Somewhere in the house, in the attic, or basement, there could be a boxful of tapes that Ben had made for my brother and that my brother had left here. Or were tapes from Ben something he would have taken with him?

The coffee was steaming Ben’s cheeks. He still had the outside on him. I took a slug of my tea and it was the bitter, tannic end, the tea bag in too long, my favorite part. I said, Do you ever talk to my brother?

Ben rolled his bead. I was sure that my brother had given it to him. Ben said, Not for a while.

I said, How long?

He said, Jeez. When did he go to Berlin? Three years ago? He called me once right when he got there.

I said, What did he say?

Ben pressed his lips together and raised his eyebrows. He said, I don’t really remember. He might have blushed, or it might have been the steam and the cold. He said, And what I remember, I don’t think he’d want me to repeat to you.

Something swarmed behind Ben’s answer. I thought I could hit it from a different angle. I said, What did you do last night? Did you have a late night again?

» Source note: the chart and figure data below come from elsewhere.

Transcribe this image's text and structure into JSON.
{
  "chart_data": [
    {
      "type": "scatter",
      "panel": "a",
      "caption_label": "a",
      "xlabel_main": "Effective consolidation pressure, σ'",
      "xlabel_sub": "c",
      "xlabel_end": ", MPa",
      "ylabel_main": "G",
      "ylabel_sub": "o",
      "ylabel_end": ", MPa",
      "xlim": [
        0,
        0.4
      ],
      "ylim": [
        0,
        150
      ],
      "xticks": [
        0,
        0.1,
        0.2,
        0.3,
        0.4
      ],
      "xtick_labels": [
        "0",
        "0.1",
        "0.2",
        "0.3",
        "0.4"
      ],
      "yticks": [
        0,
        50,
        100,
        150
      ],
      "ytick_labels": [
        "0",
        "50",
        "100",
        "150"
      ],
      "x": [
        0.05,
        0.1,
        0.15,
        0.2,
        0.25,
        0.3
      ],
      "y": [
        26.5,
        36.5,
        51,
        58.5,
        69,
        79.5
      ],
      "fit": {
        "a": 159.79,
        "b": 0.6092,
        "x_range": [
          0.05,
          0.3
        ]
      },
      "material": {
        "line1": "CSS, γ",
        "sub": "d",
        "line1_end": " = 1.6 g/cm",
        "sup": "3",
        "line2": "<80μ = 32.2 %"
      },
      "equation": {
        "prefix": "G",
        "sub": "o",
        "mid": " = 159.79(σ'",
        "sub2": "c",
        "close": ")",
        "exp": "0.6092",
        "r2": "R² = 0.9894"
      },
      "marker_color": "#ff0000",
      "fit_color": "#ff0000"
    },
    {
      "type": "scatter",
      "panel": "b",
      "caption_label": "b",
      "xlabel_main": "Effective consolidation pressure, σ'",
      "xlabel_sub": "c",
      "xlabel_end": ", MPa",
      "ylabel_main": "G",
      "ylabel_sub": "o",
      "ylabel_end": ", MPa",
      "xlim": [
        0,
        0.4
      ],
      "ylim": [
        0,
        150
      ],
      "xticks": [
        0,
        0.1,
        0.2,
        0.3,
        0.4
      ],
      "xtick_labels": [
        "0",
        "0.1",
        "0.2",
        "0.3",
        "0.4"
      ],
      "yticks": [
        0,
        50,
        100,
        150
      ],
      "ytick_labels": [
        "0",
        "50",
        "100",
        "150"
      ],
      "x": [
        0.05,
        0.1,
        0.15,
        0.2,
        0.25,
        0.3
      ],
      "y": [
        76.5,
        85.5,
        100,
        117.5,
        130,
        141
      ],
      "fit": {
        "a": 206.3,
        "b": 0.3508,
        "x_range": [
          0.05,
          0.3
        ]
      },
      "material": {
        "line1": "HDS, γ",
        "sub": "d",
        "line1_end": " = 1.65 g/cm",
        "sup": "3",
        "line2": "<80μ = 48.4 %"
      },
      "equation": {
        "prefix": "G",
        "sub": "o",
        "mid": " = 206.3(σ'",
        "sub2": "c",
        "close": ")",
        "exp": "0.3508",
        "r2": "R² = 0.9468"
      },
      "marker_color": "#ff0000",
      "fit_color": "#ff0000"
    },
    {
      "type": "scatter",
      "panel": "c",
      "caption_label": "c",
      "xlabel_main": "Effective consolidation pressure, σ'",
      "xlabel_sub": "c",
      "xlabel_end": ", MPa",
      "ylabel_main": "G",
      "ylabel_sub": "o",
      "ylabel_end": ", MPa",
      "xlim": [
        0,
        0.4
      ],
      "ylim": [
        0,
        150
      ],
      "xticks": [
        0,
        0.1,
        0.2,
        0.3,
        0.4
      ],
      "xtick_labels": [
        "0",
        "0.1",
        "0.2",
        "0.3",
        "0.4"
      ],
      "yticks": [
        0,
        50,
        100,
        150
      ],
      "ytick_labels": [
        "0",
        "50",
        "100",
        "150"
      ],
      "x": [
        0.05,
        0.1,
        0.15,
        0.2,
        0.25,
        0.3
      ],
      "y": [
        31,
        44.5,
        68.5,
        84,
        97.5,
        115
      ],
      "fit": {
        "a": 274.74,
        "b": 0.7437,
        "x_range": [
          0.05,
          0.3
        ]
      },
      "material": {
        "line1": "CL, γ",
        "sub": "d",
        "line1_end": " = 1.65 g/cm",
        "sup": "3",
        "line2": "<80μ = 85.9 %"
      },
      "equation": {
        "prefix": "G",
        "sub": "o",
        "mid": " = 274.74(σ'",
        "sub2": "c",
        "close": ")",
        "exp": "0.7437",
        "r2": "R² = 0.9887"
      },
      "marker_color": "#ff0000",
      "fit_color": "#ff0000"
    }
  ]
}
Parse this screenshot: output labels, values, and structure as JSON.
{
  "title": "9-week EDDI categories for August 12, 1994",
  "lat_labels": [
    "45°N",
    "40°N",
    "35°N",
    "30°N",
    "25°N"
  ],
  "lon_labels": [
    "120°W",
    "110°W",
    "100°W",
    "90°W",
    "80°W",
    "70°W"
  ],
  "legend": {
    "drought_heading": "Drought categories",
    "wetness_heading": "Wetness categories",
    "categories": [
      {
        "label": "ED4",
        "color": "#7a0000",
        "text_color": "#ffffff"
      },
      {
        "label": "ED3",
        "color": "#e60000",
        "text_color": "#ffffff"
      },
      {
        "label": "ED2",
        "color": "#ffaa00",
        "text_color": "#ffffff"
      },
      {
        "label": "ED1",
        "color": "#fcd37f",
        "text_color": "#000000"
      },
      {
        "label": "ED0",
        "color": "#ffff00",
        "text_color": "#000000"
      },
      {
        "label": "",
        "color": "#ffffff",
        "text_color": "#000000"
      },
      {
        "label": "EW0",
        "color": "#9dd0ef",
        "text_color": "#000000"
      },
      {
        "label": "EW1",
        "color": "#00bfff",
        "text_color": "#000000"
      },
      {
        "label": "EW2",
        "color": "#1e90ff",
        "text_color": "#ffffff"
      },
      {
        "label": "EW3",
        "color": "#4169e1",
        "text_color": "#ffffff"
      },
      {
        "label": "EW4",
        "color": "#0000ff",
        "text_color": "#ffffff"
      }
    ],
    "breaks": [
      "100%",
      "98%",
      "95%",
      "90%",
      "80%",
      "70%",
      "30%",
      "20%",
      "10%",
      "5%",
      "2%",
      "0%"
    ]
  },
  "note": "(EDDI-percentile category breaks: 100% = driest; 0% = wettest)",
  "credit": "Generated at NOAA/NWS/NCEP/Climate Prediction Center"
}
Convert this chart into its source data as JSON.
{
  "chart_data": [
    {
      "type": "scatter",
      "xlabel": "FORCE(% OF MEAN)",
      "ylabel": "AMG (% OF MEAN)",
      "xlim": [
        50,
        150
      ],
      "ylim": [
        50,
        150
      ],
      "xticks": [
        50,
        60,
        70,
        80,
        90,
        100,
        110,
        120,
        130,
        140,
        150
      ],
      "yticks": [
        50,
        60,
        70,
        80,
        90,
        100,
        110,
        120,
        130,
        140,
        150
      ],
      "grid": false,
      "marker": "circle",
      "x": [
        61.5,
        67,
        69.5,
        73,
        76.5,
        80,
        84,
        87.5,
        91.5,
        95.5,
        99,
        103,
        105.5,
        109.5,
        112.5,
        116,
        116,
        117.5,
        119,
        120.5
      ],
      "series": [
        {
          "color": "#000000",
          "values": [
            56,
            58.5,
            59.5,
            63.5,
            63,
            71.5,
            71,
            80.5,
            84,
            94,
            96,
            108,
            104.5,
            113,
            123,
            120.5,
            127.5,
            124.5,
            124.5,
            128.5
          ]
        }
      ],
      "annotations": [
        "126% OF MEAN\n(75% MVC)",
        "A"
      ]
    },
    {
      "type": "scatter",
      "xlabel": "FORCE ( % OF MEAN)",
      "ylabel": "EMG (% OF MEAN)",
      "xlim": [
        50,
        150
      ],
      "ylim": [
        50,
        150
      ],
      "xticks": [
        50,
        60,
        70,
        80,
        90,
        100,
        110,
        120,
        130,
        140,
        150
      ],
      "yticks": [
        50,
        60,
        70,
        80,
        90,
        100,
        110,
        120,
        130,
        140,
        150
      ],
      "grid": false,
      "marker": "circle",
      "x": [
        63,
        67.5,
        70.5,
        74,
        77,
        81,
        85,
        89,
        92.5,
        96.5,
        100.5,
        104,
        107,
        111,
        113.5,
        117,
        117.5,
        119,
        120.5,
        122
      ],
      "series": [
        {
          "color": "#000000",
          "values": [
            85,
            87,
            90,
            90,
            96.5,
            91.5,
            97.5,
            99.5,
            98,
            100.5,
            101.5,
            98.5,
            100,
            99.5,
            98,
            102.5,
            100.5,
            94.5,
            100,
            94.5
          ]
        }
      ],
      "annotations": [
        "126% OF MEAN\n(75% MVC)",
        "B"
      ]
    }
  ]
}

Ben laughed. He said, Oh my god, you’re priceless. Do you want to just ask me what you want to ask me?

I said, What do I want to ask you?

Ben said, First with the magazine, now this.

I said, What with the magazine? Do you have it?

Ben said, God, maybe somewhere. But how do you know about it? It’s not like he sent you one.

It was true, I didn’t know how we’d gotten it. I couldn’t imagine my parents going out and buying it any more than I could imagine my brother sealing an envelope, writing our address, licking stamps. I said, Maybe his coach sent it?

Ben said, That guy. Oh my god, he would. Then he stopped, like a cartoon of a guy running into an invisible wall. He said, Julie. Tell me what magazine you’re talking about.

I said, Swimmers’ World. I’m not sure of the exact issue.

Ben laughed and his laughter swarmed away from me. He laughed like there was a third person at the table who was telling the most insane joke. People could laugh however they wanted, but it was rude. It was annoying. I had never mentioned the magazine out loud to anyone before. I said, What is so fucking funny?